Our pipeline solves it by binary search: try a colour count, measure how close the quantized version is to the original using a perceptual metric, and narrow until we find the smallest count that's still indistinguishable from the original. The metric we use is multi-scale SSIM, with a threshold of 0.9985.
SSIM — measuring "do these images look the same"
The Structural Similarity Index Measure is a perceptual quality metric. Unlike pixel-difference metrics (mean squared error, PSNR), it doesn't ask "are these pixels numerically identical" — it asks "does a human perceive these images as the same". Two scores stand out:
- SSIM = 1.0 — bit-identical images. Perfectly preserved.
- SSIM ≥ 0.998 — differences are below the threshold of normal human perception. Image looks identical at any reasonable viewing distance.
- SSIM ~0.97 — differences are subtle but visible if you look carefully.
- SSIM < 0.95 — differences are obviously visible.
Our threshold of 0.9985 is in the "below perception" zone with a small margin for safety. Compute SSIM between the original and a palette-quantized version of an image, and if the score is above 0.9985, you can use that palette without anyone noticing.
Multi-scale SSIM
Single-scale SSIM looks at the image at one resolution. Multi-scale (MS-SSIM) looks at multiple resolutions — full resolution, half, quarter, eighth, sixteenth — and combines the scores with weights that match how human visual perception works. We use the standard MS-SSIM weight vector [0.0448, 0.2856, 0.3001, 0.2363, 0.1333] across up to 5 scales, downsampling 2× at each step. Larger weights on the middle scales reflect that humans are most sensitive to mid-frequency details.

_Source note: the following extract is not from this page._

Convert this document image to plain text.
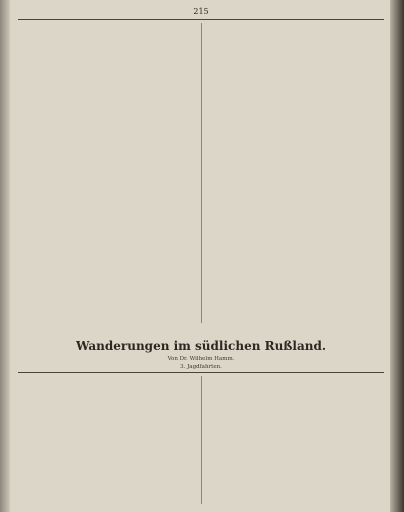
215
Wanderungen im südlichen Rußland.
Von Dr. Wilhelm Hamm.
3. Jagdfahrten.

For each scale we use 8 × 8 blocks with stride 2, and take the worst-block score across the image rather than the average. The reasoning: if a quantization mistake causes one localised region to look wrong (a banded sky in the corner), the average score may stay above threshold while the bad region is clearly visible. Worst-block ensures the worst part of the image is what we're measuring.
The binary search
The search runs:
low = 32 # don't go below 32 colours
high = min(256, image's actual colour count)
optimal = high
# First check: does even the maximum palette pass threshold?
maxQuantized = quantize(image, high)
if SSIM(image, maxQuantized) < 0.9985:
return image's full colour count # quantization not safe at all
# Binary search
while high − low > 4:
mid = (low + high) / 2
quantized = quantize(image, mid)
if SSIM(image, quantized) ≥ 0.9985:
optimal = mid
high = mid
else:
low = mid
# Refine: try a few more steps below the optimum
for c in [optimal, optimal − 2, optimal − 4, ...]:
if SSIM(image, quantize(image, c)) ≥ 0.9985:
optimal = c
else:
break
return optimal
Six or seven iterations converge from the 32–256 range to within 4 colours. Each iteration runs the palette quantizer and an MS-SSIM computation; on a 1920 × 1080 image both are sub-second on a modern machine, so the entire search completes in 3–5 seconds.

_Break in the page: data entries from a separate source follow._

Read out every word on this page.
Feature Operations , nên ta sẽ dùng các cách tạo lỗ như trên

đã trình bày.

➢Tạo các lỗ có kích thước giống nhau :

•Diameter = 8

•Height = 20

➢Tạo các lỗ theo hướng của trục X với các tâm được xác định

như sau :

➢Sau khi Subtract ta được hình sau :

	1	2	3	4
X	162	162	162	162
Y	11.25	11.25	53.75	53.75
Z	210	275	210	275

Why the floor is 32 colours
Below 32 distinct colours, dithering becomes the dominant feature of the output rather than the colours themselves. Even if SSIM scores stay high (the dithering does diffuse error), the result looks "computery" — a discernible halftone-like pattern visible without zooming. We hard-floor the search at 32 to prevent the auto mode from ever producing that look.
Users who want extreme quantization (a 16-colour or 8-colour palette for retro-style export) can override the floor manually; that's not what auto mode is for.
When the maximum already fails
If the image's content is high-frequency enough that even a 256-colour palette doesn't pass the 0.9985 threshold (a photographic PNG, for example), the search exits immediately and reports the image's actual unique colour count. The encoder then either keeps the file as truecolor PNG or — better — suggests format conversion to JPEG or WebP. Auto colour-count optimisation is for content that fits in a palette; photo-shaped content lives in a different format entirely.
Why this beats fixed-N defaults
Fixed defaults waste bytes on simple images and damage complex ones. A simple icon with 14 actual distinct colours doesn't need a 256-entry palette; quantizing it to the actual 14 colours produces a smaller file with no quality loss. A complex screenshot with subtle anti-aliased text has hundreds of effectively-distinct colours; quantizing it to a fixed 64 visibly damages the text.
Per-image SSIM-bounded search adapts to the content. The output palette size we report — sometimes 48, sometimes 200 — is the smallest count that keeps the image perceptually whole.